Motives to commit the crime were not wanting; whether they lay in the desire to secure himself in the possession and enjoyment of the property of the deceased; or in the desire to avoid the degrading exposure of his marriage with a woman of such a reputation. In the former case, the will gave the estate to the husband; but it was revocable and revocation was not improbable after the dissensions between them. In the latter case, she threatened to go back to her house in Newark and to resume her former occupation. It is immaterial which was the actual motive. The existence of either suffices and every thing that could throw such light upon his acts as to reveal a motive was admissible.

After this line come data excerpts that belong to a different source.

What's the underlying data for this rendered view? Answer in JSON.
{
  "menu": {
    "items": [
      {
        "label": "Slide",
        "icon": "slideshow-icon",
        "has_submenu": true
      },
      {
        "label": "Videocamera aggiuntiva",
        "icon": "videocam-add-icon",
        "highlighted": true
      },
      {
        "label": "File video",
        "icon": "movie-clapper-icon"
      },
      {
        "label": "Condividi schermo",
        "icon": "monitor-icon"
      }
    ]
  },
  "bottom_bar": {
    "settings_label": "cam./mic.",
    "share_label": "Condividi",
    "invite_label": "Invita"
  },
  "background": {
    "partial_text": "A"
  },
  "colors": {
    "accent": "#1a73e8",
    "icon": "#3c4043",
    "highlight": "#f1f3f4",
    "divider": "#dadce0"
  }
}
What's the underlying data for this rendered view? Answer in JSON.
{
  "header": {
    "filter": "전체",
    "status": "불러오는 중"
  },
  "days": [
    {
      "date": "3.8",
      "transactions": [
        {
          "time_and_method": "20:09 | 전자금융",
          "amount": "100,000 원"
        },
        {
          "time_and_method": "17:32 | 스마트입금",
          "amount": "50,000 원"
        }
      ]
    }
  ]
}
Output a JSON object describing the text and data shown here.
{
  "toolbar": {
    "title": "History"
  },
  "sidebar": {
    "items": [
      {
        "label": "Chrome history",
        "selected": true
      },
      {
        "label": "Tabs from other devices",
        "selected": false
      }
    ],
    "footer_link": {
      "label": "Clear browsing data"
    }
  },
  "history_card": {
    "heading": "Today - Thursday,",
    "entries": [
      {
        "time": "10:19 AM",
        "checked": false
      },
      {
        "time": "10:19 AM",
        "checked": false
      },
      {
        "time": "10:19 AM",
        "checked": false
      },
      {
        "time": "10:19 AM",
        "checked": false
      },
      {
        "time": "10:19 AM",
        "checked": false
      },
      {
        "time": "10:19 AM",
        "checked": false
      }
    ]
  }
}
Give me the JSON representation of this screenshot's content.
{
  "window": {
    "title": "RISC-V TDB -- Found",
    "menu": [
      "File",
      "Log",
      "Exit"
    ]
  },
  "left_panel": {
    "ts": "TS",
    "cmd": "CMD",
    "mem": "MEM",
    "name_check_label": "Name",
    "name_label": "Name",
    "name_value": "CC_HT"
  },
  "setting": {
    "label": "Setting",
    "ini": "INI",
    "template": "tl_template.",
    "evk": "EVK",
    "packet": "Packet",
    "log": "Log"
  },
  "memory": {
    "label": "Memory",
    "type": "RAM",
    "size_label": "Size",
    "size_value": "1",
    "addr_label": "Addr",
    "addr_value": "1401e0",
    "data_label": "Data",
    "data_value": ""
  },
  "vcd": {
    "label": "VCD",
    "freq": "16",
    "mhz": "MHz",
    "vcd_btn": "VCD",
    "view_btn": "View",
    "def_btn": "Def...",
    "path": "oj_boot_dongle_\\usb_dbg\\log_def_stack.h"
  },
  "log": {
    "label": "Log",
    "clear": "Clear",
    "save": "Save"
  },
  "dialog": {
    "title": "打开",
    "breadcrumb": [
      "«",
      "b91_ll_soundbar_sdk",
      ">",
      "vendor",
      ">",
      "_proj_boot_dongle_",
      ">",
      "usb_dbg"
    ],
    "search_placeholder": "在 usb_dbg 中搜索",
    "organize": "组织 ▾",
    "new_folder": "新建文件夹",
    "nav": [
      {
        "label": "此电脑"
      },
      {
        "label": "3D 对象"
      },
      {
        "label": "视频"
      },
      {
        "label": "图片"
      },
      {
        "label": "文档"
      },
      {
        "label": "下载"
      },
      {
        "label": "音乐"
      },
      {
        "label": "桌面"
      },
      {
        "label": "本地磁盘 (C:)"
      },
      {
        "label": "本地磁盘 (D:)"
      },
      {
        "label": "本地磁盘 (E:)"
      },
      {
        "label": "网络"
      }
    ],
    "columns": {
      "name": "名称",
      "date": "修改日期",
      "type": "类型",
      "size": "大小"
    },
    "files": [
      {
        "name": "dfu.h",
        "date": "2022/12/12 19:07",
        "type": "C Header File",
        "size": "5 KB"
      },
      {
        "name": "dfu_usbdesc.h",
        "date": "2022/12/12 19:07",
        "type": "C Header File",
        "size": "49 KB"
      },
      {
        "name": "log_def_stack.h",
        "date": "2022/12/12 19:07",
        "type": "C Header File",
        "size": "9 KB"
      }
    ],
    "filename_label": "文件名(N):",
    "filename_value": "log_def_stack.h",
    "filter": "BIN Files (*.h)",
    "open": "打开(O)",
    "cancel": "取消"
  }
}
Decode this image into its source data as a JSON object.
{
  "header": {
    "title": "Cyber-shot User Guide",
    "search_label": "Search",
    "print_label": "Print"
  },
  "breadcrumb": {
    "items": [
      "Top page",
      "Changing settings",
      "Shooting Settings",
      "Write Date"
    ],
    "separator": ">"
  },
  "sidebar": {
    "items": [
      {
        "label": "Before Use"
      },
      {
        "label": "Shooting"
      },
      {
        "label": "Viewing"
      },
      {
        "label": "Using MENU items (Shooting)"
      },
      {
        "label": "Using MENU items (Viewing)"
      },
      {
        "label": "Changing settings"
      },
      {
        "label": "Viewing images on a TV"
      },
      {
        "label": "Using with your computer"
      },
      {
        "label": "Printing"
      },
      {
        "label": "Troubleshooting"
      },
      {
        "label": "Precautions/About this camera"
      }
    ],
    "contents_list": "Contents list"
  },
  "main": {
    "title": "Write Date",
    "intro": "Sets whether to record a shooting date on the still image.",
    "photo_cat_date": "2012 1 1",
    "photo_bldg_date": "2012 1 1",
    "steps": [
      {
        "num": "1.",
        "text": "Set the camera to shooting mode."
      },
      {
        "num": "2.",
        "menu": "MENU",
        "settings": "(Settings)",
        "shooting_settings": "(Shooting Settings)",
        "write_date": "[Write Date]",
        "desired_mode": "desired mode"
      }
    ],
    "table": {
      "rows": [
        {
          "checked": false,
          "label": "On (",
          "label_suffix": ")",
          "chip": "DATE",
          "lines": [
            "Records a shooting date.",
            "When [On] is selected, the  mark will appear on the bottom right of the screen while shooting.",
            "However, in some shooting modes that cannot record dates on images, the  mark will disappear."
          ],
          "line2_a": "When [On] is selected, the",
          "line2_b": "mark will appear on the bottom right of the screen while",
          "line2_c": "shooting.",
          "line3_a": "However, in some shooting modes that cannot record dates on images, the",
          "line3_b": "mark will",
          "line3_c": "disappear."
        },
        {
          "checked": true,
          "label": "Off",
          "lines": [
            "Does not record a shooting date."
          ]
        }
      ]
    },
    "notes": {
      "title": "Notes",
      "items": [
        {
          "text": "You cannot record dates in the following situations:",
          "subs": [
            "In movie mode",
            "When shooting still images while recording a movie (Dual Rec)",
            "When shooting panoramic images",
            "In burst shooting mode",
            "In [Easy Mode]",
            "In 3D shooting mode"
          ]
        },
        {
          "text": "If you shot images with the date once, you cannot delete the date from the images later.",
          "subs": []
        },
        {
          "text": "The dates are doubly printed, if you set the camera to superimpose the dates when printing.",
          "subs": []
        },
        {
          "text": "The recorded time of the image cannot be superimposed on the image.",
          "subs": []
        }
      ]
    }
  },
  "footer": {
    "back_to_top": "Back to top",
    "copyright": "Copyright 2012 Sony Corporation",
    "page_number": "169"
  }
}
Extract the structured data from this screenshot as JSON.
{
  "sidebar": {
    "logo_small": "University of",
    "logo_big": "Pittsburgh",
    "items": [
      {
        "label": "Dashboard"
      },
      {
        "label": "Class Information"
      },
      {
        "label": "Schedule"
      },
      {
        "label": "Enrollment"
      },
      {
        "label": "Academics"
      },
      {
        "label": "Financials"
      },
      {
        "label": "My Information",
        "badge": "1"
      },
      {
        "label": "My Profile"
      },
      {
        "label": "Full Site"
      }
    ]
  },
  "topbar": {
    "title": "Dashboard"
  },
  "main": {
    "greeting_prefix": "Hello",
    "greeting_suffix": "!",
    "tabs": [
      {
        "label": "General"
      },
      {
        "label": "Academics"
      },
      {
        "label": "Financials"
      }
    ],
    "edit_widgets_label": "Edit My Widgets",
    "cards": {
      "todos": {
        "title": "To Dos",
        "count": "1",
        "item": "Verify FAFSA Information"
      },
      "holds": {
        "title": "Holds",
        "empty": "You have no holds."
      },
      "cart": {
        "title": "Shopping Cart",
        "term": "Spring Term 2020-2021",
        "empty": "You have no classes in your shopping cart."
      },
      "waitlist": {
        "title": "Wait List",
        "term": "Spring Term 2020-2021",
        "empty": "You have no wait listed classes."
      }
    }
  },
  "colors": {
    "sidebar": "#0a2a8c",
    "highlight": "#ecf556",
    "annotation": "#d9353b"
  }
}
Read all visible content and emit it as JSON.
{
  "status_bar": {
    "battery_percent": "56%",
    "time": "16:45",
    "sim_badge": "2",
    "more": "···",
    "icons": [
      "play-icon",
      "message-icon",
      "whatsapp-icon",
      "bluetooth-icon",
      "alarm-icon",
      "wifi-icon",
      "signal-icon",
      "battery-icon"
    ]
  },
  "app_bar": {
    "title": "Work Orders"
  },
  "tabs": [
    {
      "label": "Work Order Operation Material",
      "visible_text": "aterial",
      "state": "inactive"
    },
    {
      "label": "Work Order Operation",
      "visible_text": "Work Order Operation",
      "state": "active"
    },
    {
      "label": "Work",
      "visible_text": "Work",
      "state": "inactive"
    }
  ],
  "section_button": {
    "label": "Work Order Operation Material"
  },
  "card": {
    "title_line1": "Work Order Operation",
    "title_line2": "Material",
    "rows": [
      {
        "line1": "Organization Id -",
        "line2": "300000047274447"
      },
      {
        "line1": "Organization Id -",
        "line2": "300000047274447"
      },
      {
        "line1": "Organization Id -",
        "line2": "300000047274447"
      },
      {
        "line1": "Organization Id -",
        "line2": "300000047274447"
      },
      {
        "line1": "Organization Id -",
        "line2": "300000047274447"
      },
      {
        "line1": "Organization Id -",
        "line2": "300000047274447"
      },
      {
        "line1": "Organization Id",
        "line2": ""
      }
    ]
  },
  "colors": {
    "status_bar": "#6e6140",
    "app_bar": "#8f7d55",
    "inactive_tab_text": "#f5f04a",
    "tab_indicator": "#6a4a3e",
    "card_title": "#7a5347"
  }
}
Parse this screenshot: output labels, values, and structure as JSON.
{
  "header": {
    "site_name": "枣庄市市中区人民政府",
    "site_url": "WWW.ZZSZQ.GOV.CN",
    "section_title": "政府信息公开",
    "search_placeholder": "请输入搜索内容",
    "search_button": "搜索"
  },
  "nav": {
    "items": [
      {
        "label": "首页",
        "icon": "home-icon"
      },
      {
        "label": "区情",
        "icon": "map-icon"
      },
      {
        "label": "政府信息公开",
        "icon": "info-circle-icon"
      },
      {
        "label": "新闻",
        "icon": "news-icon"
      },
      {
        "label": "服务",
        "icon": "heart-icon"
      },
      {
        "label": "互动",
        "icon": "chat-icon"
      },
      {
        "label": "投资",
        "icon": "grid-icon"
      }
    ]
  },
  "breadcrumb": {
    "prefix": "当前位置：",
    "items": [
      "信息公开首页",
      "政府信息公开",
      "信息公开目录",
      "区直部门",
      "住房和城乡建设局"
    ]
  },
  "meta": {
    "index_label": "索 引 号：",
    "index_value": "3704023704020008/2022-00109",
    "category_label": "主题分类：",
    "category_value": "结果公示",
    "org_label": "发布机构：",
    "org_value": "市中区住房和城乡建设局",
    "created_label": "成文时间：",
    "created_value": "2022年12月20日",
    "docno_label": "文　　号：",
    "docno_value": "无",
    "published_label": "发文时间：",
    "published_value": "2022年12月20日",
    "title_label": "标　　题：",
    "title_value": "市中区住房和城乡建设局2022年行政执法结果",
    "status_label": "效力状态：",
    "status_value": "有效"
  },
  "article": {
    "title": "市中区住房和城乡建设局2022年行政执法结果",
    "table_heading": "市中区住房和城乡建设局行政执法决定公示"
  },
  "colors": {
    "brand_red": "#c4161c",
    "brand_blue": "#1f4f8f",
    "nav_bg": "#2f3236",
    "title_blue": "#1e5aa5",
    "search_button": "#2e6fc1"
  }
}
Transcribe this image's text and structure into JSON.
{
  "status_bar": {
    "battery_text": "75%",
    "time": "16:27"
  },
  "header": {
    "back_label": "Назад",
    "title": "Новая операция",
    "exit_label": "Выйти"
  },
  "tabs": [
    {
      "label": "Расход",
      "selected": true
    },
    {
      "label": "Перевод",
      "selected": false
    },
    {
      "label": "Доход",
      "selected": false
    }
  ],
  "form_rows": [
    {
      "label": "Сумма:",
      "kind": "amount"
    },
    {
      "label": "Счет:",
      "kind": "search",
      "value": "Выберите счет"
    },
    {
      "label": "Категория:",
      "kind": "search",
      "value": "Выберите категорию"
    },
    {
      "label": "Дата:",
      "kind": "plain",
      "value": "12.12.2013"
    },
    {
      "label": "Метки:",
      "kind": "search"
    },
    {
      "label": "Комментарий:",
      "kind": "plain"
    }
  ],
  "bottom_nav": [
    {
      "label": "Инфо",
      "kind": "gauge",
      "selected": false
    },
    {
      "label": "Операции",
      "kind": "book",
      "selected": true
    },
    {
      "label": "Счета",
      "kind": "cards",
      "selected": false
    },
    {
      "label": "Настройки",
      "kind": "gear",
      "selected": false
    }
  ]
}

In the presence of the grave consequences of the verdict, I have sought to find the evidence of acts consistent with a probability of innocence; or some weakness in the chain of circumstances, which would warrant us in saying that some were at variance with the probabilities of guilt. I am not able to find either and I must advise an affirmance of the judgment; unless the learned recorder, who presided at this trial, committed some error thereat in his rulings, which, because prejudicial to the defendant, necessitates, in the interests of justice, the ordering of a new trial.
His charge was clear, full and satisfactory upon the facts and the law; so much so that the counsel for the defendant noted no exceptions to it. The exceptions taken to the rulings of the recorder upon evidence have all been carefully considered in the review of the case. A few of them, of sufficient importance to be passed upon, will be referred to.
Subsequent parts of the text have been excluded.